Payet-payet yang biasanya banyak diaplikasikan kali ini juga tidak terlalu banyak. Pemakaian payet masih terlihat untuk menegaskan dan memberi kesan mewah, misalnya pada bagian rok gaun yang dihias dengan motif cetak digital. Seba dan Cri membuat kolase lukisan-lukisan Henri Matisse dan menuangkannya melalui cetak digital ke beberapa busana, rata-rata pada bagian rok yang menjadi kanvas sempurna bagi kolase lukisan tersebut.
Manipulas bahan
Selain tabrak warna, dramatisasi lain juga terlihat pada bagian lengan, kerah, dan leher lewat permainan volume dan bahan. Lengan berukuran besar yang diberi kerut, dibelah, atau bagian kerah dan leher yang disusun dari tumpukan atau lapisan bahan demi bahan adalah contohnya.
Permainan volume tersebut divariasikan dengan berbagai pilihan bentuk. Misalnya, blus dengan leher sabrina yang berhias rempel (ruffle) dari bahan tipis dan transparan disusun berlapis dan bergelombang. Blus ini dipadukan dengan rok duyung yang menyapu lantai. Bagian tangannya dikerut di beberapa bagian.
Koleksi lainnya, atasan kemben yang dipadu dengan rok bervolume besar yang disebut rok layang-layang dengan motif garis-garis hijau dan hitam. Permainan ruffle yang disusun berlapis-lapis dalam berbagai volume dalam permainan gradasi warna banyak terlihat pada bagian akhir sesi peragaan busana.
Selain bahan tulle, brokat, brokat chantilly, damasque, jacquard, lame, mikado, dan tafeta, Seba dan Cri juga mengkreasikan bahan sendiri melalui berbagai teknik. Manipulasi bahan ini menghasilkan bahan ”baru” dengan tampilan seperti daun-daun atau sisik ikan.
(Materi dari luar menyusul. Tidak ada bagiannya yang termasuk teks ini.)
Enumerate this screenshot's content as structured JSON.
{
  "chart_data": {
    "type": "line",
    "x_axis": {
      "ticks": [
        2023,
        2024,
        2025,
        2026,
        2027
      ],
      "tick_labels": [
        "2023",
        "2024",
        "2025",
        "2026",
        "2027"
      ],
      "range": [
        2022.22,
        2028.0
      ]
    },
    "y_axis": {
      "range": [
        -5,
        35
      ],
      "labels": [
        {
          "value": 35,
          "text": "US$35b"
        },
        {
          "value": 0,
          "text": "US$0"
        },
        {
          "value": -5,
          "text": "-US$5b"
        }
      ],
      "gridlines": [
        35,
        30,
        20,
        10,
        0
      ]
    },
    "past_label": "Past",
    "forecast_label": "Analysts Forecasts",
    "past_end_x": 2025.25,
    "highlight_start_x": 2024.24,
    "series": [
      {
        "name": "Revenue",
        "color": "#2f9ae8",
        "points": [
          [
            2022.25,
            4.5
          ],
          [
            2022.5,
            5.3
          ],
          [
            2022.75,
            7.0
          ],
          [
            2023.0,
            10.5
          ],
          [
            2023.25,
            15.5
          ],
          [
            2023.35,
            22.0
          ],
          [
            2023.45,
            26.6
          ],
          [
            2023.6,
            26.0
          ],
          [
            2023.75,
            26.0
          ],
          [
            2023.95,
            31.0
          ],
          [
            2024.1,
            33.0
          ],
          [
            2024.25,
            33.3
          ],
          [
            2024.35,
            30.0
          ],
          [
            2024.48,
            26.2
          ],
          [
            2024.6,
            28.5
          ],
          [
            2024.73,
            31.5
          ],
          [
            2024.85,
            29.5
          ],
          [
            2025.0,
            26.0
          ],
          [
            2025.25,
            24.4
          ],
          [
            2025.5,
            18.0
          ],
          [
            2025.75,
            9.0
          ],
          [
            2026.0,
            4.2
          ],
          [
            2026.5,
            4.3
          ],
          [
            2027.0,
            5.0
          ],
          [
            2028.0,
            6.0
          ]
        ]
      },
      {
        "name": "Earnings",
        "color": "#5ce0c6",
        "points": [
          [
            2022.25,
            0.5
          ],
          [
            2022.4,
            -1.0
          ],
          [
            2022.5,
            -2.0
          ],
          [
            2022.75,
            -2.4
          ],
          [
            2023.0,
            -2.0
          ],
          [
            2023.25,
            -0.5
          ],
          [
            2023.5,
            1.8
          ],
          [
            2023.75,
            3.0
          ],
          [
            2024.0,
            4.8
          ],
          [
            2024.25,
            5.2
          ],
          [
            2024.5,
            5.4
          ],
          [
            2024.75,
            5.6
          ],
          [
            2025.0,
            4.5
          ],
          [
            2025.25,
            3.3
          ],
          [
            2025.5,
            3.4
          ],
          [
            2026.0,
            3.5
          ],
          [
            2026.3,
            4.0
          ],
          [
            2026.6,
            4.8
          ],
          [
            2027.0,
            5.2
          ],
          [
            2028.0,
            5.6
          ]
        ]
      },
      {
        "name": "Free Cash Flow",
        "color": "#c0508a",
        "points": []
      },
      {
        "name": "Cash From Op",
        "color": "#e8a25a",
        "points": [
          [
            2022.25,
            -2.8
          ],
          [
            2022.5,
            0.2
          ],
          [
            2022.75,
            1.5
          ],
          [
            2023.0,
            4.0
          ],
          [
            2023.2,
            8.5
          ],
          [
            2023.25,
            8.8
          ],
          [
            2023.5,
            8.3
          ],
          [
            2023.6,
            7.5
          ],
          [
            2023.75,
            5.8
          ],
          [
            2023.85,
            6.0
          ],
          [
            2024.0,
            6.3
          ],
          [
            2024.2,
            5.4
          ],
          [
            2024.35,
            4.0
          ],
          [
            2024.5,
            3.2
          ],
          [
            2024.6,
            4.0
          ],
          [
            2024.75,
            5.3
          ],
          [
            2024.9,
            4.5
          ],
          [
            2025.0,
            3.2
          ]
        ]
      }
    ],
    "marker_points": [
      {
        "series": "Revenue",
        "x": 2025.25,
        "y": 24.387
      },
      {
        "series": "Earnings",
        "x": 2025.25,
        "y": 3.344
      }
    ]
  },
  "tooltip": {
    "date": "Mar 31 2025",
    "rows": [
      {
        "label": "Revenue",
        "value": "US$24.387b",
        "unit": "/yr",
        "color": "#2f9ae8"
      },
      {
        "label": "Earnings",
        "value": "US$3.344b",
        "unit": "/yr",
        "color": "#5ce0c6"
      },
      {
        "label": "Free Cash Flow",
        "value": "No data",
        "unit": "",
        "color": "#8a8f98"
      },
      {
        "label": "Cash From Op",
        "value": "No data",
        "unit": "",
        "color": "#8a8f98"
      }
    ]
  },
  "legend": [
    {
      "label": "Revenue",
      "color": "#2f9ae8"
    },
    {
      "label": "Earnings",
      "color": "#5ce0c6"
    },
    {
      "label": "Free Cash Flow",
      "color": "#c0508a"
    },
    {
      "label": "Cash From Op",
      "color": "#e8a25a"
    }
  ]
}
Misalnya, bahan plisket (pleats) yang dipotong-potong dan dibentuk menjadi kelopak daun. Bahan yang semula dua dimensi dapat dikreasikan menjadi tiga dimensi.
Dengan banyak variasi warna, bentuk, siluet, volume, hingga bahan, keseluruhan tampilan mengambil nuansa tahun 1950 dan 1960-an, selain pada awal-awal tahun 1900-an, di mana gerakan fauvisme mencuat.
Dengan koleksi baru ini, Seba menyadari respons dari pencinta busananya yang bisa jadi di luar harapan. Namun, ia menyadari tidak bisa memuaskan semua pihak. ”Tidak mungkin menyenangkan semua pelanggan. Namun, kami berharap ada juga yang dulunya tidak suka jadi suka dengan keluarnya koleksi baru ini. Kami harus peka dengan keinginan customer sekaligus menjaga eksistensi dengan mencoba bentuk dan eksperimen baru,” ungkap Seba.